Data ingestion refers to taking data from the source and placing it in a location where it can be processed. Since we are using Hadoop HDFS as our underlying framework for storage and related echo systems for processing, we will look into the available data ingestion options. The following are the data ingestion options:
- Batch load from RDBMS using Sqoop
- Data loading from files
- Real time data ingestion
Data Cleaning/Curation and Processing (Exploratory Data Analysis)
After getting the data into HDFS, we should clean the data and bring it to a format which can be processed.
A common traditional approach is to use a sample of the large dataset which could fit in memory. But with the arrival of Big Data, processing tools like Hadoop, can now be used to run many exploratory data analysis tasks on full datasets, without sampling. Just write a MapReduce job, PIG or HIVE script, launch it directly on Hadoop over the full dataset, and get the results right back to your laptop.
So How Did ETL Evolve?
Often the T of the ETL was the hardest job as it required business domain knowledge. Data was assembled from fewer source (usually less than 20) into the warehouse for offline analysis and reporting. The cost of data curation (mostly, data cleaning) required getting heterogeneous data into proper format for querying and analysis was high. Data can be streamed in real time or ingested in batches. When data is ingested in real time, each data item is imported as it is emitted by the source. When data is ingested in batches, data items are imported in discrete chunks at periodic intervals of time. An effective data ingestion process begins by prioritizing data sources, validating individual files and routing data items to the correct destination.

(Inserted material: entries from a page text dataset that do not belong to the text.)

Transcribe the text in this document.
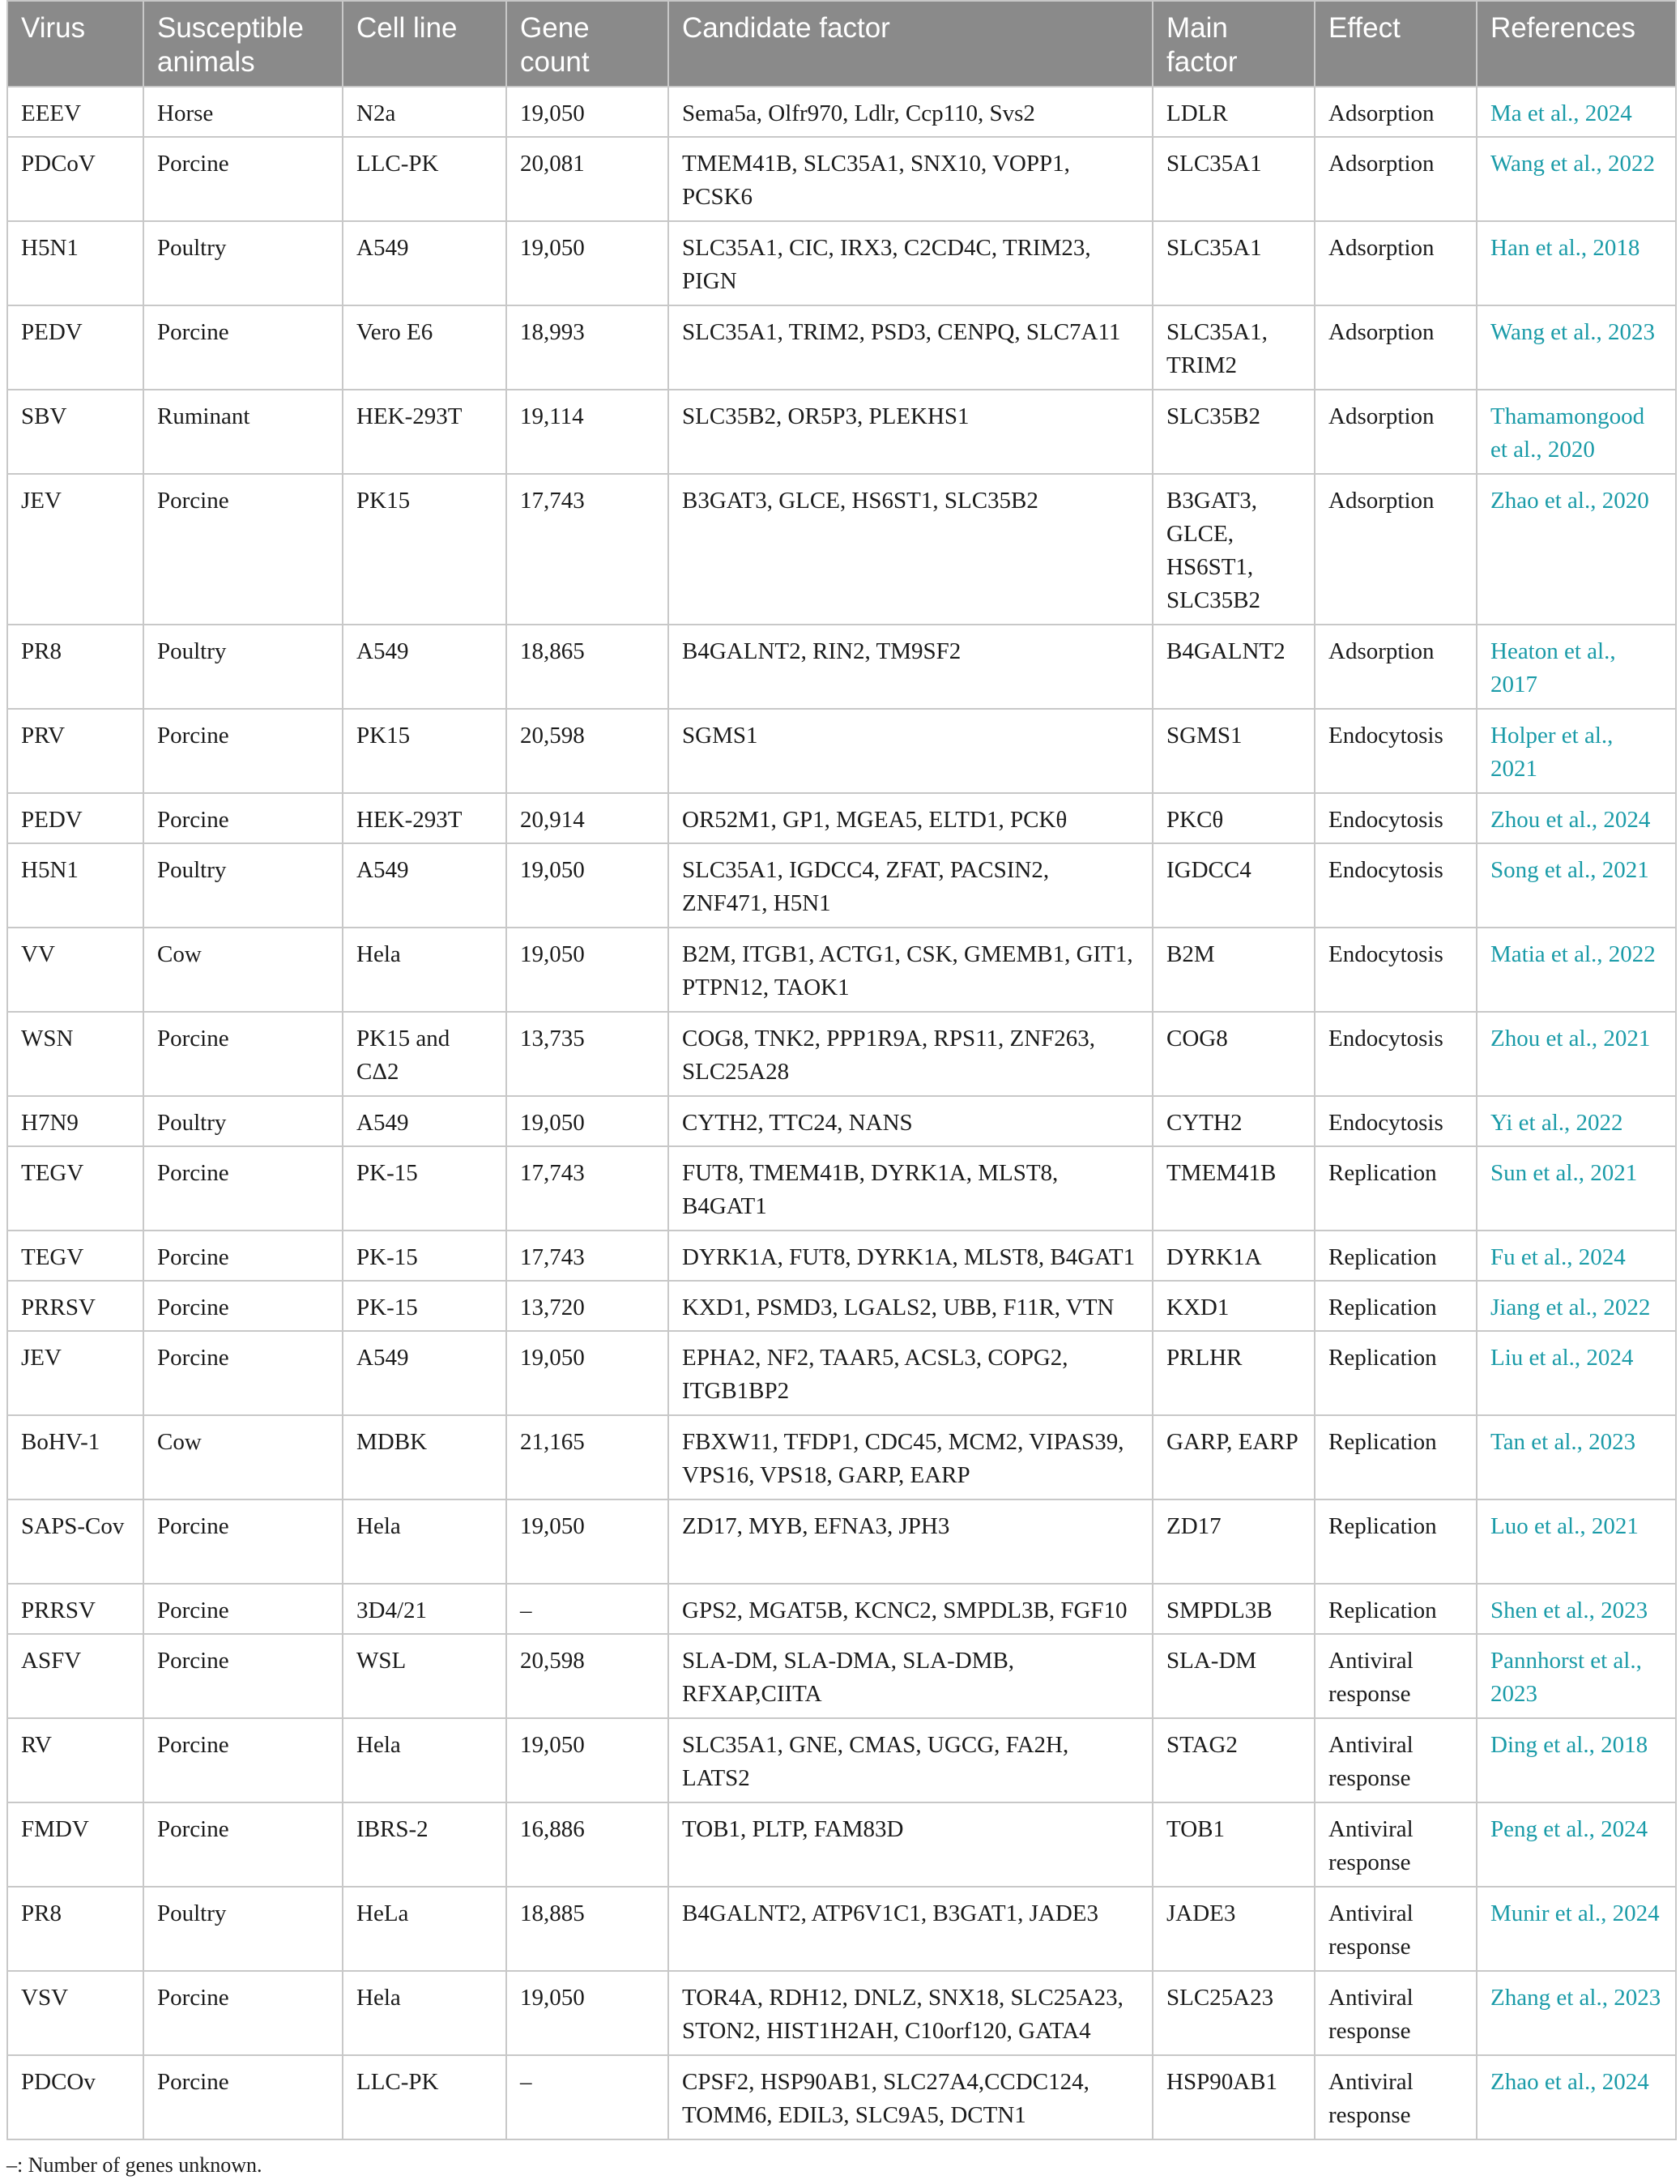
Virus	Susceptible animals	Cell line	Gene count	Candidate factor	Main factor	Effect	References
EEEV	Horse	N2a	19,050	Sema5a, Olfr970, Ldlr, Ccp110, Svs2	LDLR	Adsorption	Ma et al., 2024
PDCoV	Porcine	LLC-PK	20,081	TMEM41B, SLC35A1, SNX10, VOPP1, PCSK6	SLC35A1	Adsorption	Wang et al., 2022
H5N1	Poultry	A549	19,050	SLC35A1, CIC, IRX3, C2CD4C, TRIM23, PIGN	SLC35A1	Adsorption	Han et al., 2018
PEDV	Porcine	Vero E6	18,993	SLC35A1, TRIM2, PSD3, CENPQ, SLC7A11	SLC35A1, TRIM2	Adsorption	Wang et al., 2023
SBV	Ruminant	HEK-293T	19,114	SLC35B2, OR5P3, PLEKHS1	SLC35B2	Adsorption	Thamamongood et al., 2020
JEV	Porcine	PK15	17,743	B3GAT3, GLCE, HS6ST1, SLC35B2	B3GAT3, GLCE, HS6ST1, SLC35B2	Adsorption	Zhao et al., 2020
PR8	Poultry	A549	18,865	B4GALNT2, RIN2, TM9SF2	B4GALNT2	Adsorption	Heaton et al., 2017
PRV	Porcine	PK15	20,598	SGMS1	SGMS1	Endocytosis	Holper et al., 2021
PEDV	Porcine	HEK-293T	20,914	OR52M1, GP1, MGEA5, ELTD1, PCKθ	PKCθ	Endocytosis	Zhou et al., 2024
H5N1	Poultry	A549	19,050	SLC35A1, IGDCC4, ZFAT, PACSIN2, ZNF471, H5N1	IGDCC4	Endocytosis	Song et al., 2021
VV	Cow	Hela	19,050	B2M, ITGB1, ACTG1, CSK, GMEMB1, GIT1, PTPN12, TAOK1	B2M	Endocytosis	Matia et al., 2022
WSN	Porcine	PK15 and CΔ2	13,735	COG8, TNK2, PPP1R9A, RPS11, ZNF263, SLC25A28	COG8	Endocytosis	Zhou et al., 2021
H7N9	Poultry	A549	19,050	CYTH2, TTC24, NANS	CYTH2	Endocytosis	Yi et al., 2022
TEGV	Porcine	PK-15	17,743	FUT8, TMEM41B, DYRK1A, MLST8, B4GAT1	TMEM41B	Replication	Sun et al., 2021
TEGV	Porcine	PK-15	17,743	DYRK1A, FUT8, DYRK1A, MLST8, B4GAT1	DYRK1A	Replication	Fu et al., 2024
PRRSV	Porcine	PK-15	13,720	KXD1, PSMD3, LGALS2, UBB, F11R, VTN	KXD1	Replication	Jiang et al., 2022
JEV	Porcine	A549	19,050	EPHA2, NF2, TAAR5, ACSL3, COPG2, ITGB1BP2	PRLHR	Replication	Liu et al., 2024
BoHV-1	Cow	MDBK	21,165	FBXW11, TFDP1, CDC45, MCM2, VIPAS39, VPS16, VPS18, GARP, EARP	GARP, EARP	Replication	Tan et al., 2023
SAPS-Cov	Porcine	Hela	19,050	ZD17, MYB, EFNA3, JPH3	ZD17	Replication	Luo et al., 2021
PRRSV	Porcine	3D4/21	–	GPS2, MGAT5B, KCNC2, SMPDL3B, FGF10	SMPDL3B	Replication	Shen et al., 2023
ASFV	Porcine	WSL	20,598	SLA-DM, SLA-DMA, SLA-DMB, RFXAP,CIITA	SLA-DM	Antiviral response	Pannhorst et al., 2023
RV	Porcine	Hela	19,050	SLC35A1, GNE, CMAS, UGCG, FA2H, LATS2	STAG2	Antiviral response	Ding et al., 2018
FMDV	Porcine	IBRS-2	16,886	TOB1, PLTP, FAM83D	TOB1	Antiviral response	Peng et al., 2024
PR8	Poultry	HeLa	18,885	B4GALNT2, ATP6V1C1, B3GAT1, JADE3	JADE3	Antiviral response	Munir et al., 2024
VSV	Porcine	Hela	19,050	TOR4A, RDH12, DNLZ, SNX18, SLC25A23, STON2, HIST1H2AH, C10orf120, GATA4	SLC25A23	Antiviral response	Zhang et al., 2023
PDCOv	Porcine	LLC-PK	–	CPSF2, HSP90AB1, SLC27A4,CCDC124, TOMM6, EDIL3, SLC9A5, DCTN1	HSP90AB1	Antiviral response	Zhao et al., 2024
–: Number of genes unknown.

When numerous big data sources exist in diverse formats (the sources may often number in the hundreds and the formats in the dozens), it can be challenging for businesses to ingest data at a reasonable speed and process it efficiently in order to maintain a competitive advantage. To that end, vendors offer software programs that are tailored to specific computing environments or software applications. When data ingestion is automated, the software used to carry out the process may also include data preparation features to structure and organize data so it can be analyzed or at a later time by Business Intelligence/Analytics programs.
Subsequently, a second generation of ETL systems arrived where major ETL products were extended with data cleaning modules, additional adaptors to ingest other kinds of data, and data cleaning tools. Data curation got involved: ingesting data sources, cleaning errors, transforming attributes into other ones, schema integration to connect disparate data sources, and performing entity consolidation to remove duplicates. It was a whole different perspective on ETL systems. There was also the underlying need of a professional programmer to handle all these tasks and carry them out efficiently. With the arrival of the Internet, many new sources of data also arrived and the diversity increased manifold and the integration task became much tougher.

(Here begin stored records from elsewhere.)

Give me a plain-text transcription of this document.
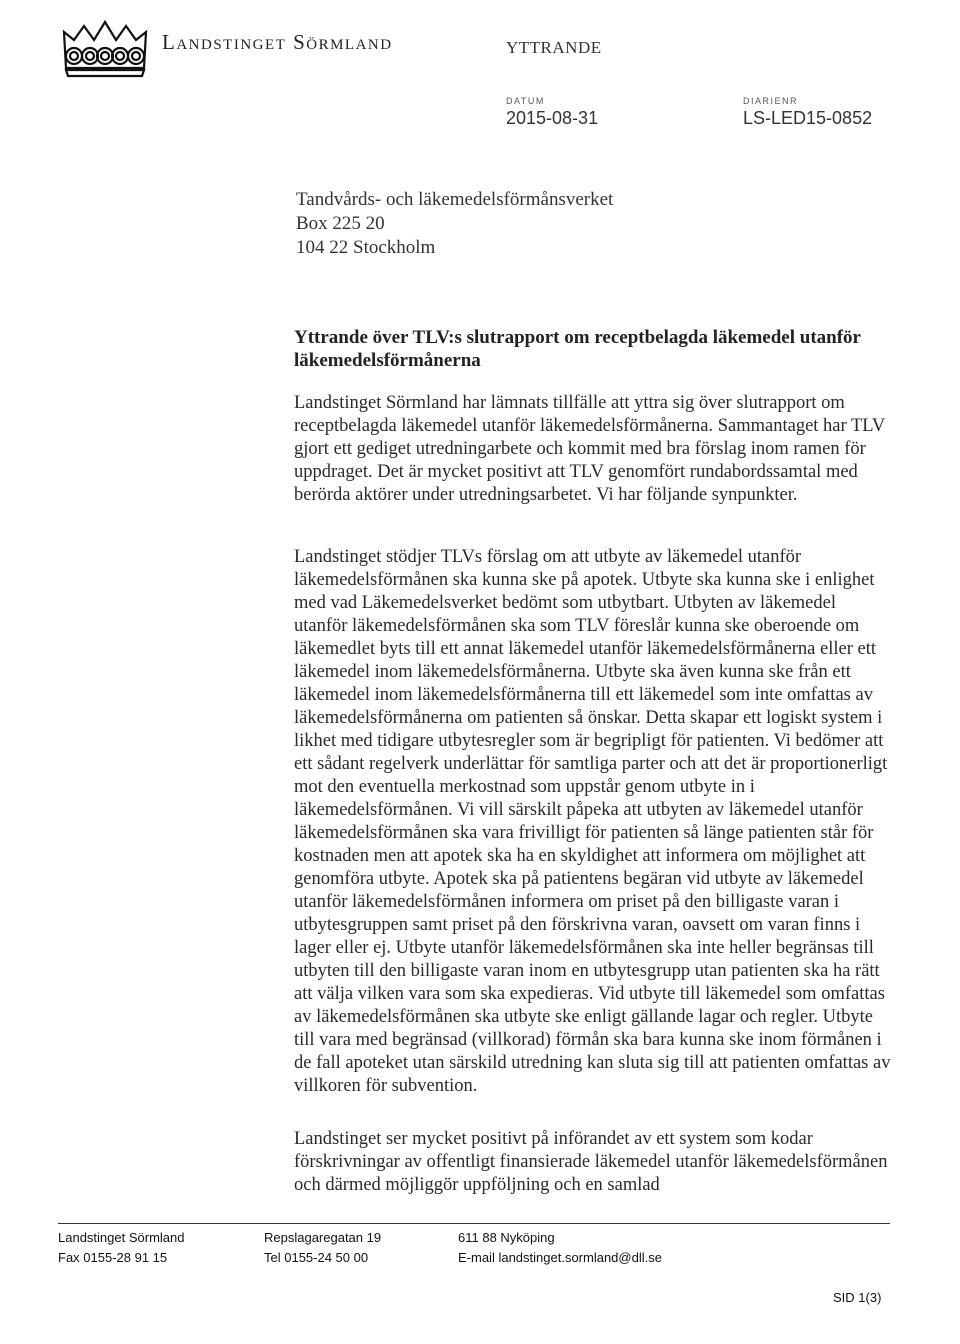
Landstinget Sörmland	YTTRANDE
DATUM
2015-08-31
DIARIENR
LS-LED15-0852
Tandvårds- och läkemedelsförmånsverket
Box 225 20
104 22 Stockholm
Yttrande över TLV:s slutrapport om receptbelagda läkemedel utanför läkemedelsförmånerna
Landstinget Sörmland har lämnats tillfälle att yttra sig över slutrapport om receptbelagda läkemedel utanför läkemedelsförmånerna. Sammantaget har TLV gjort ett gediget utredningarbete och kommit med bra förslag inom ramen för uppdraget. Det är mycket positivt att TLV genomfört rundabordssamtal med berörda aktörer under utredningsarbetet. Vi har följande synpunkter.
Landstinget stödjer TLVs förslag om att utbyte av läkemedel utanför läkemedelsförmånen ska kunna ske på apotek. Utbyte ska kunna ske i enlighet med vad Läkemedelsverket bedömt som utbytbart. Utbyten av läkemedel utanför läkemedelsförmånen ska som TLV föreslår kunna ske oberoende om läkemedlet byts till ett annat läkemedel utanför läkemedelsförmånerna eller ett läkemedel inom läkemedelsförmånerna. Utbyte ska även kunna ske från ett läkemedel inom läkemedelsförmånerna till ett läkemedel som inte omfattas av läkemedelsförmånerna om patienten så önskar. Detta skapar ett logiskt system i likhet med tidigare utbytesregler som är begripligt för patienten. Vi bedömer att ett sådant regelverk underlättar för samtliga parter och att det är proportionerligt mot den eventuella merkostnad som uppstår genom utbyte in i läkemedelsförmånen. Vi vill särskilt påpeka att utbyten av läkemedel utanför läkemedelsförmånen ska vara frivilligt för patienten så länge patienten står för kostnaden men att apotek ska ha en skyldighet att informera om möjlighet att genomföra utbyte. Apotek ska på patientens begäran vid utbyte av läkemedel utanför läkemedelsförmånen informera om priset på den billigaste varan i utbytesgruppen samt priset på den förskrivna varan, oavsett om varan finns i lager eller ej. Utbyte utanför läkemedelsförmånen ska inte heller begränsas till utbyten till den billigaste varan inom en utbytesgrupp utan patienten ska ha rätt att välja vilken vara som ska expedieras. Vid utbyte till läkemedel som omfattas av läkemedelsförmånen ska utbyte ske enligt gällande lagar och regler. Utbyte till vara med begränsad (villkorad) förmån ska bara kunna ske inom förmånen i de fall apoteket utan särskild utredning kan sluta sig till att patienten omfattas av villkoren för subvention.
Landstinget ser mycket positivt på införandet av ett system som kodar förskrivningar av offentligt finansierade läkemedel utanför läkemedelsförmånen och därmed möjliggör uppföljning och en samlad
Landstinget Sörmland
Fax 0155-28 91 15
Repslagaregatan 19
Tel 0155-24 50 00
611 88 Nyköping
E-mail landstinget.sormland@dll.se
SID 1(3)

Now, there is talk of a third generation of tools termed “scalable data curation” which can scale to hundreds or even thousands of data sources. Experts mention that such tools can use statistics and machine learning to make automatic decision wherever possible. Such tools need human interaction only when needed, allowing for budget cuts and accuracy.
Start-ups such as NodeLogix (?) Metascale, and Paxata emerged attracted by this revolution, applying such techniques to data preparation, an approach subsequently embraced by incumbents Informatica, IBM, and, Cloudera, and Solix. A new startup called TamR which received, funding last year by Google Ventures and NEA ($16M funding), claims to create a true “curation at scale”. It has adopted a similar approach but applied it to a different upstream problem – curating data from multiple sources. IBM has also publicly stated its direction to develop a “Big Match” capability for Big Data that would complement its MDM (master data management) tools. More are expected to enter into this effort and the pool of companies has since then grown.
In summary, ETL systems originally arose to deal with the transformation challenges in early data warehouses. On the surface, this seems quite opposite to the concept of “data lake” where native formats are stored. However, the so-called “data refinery” is no different than the curation process. ETL systems evolved into second-generation data curation systems with an expanded scope of offerings. Now a new generation of data curation systems is emerging to address the Big Data world challenge where sources have multiplied with more heterogeneity of data sources.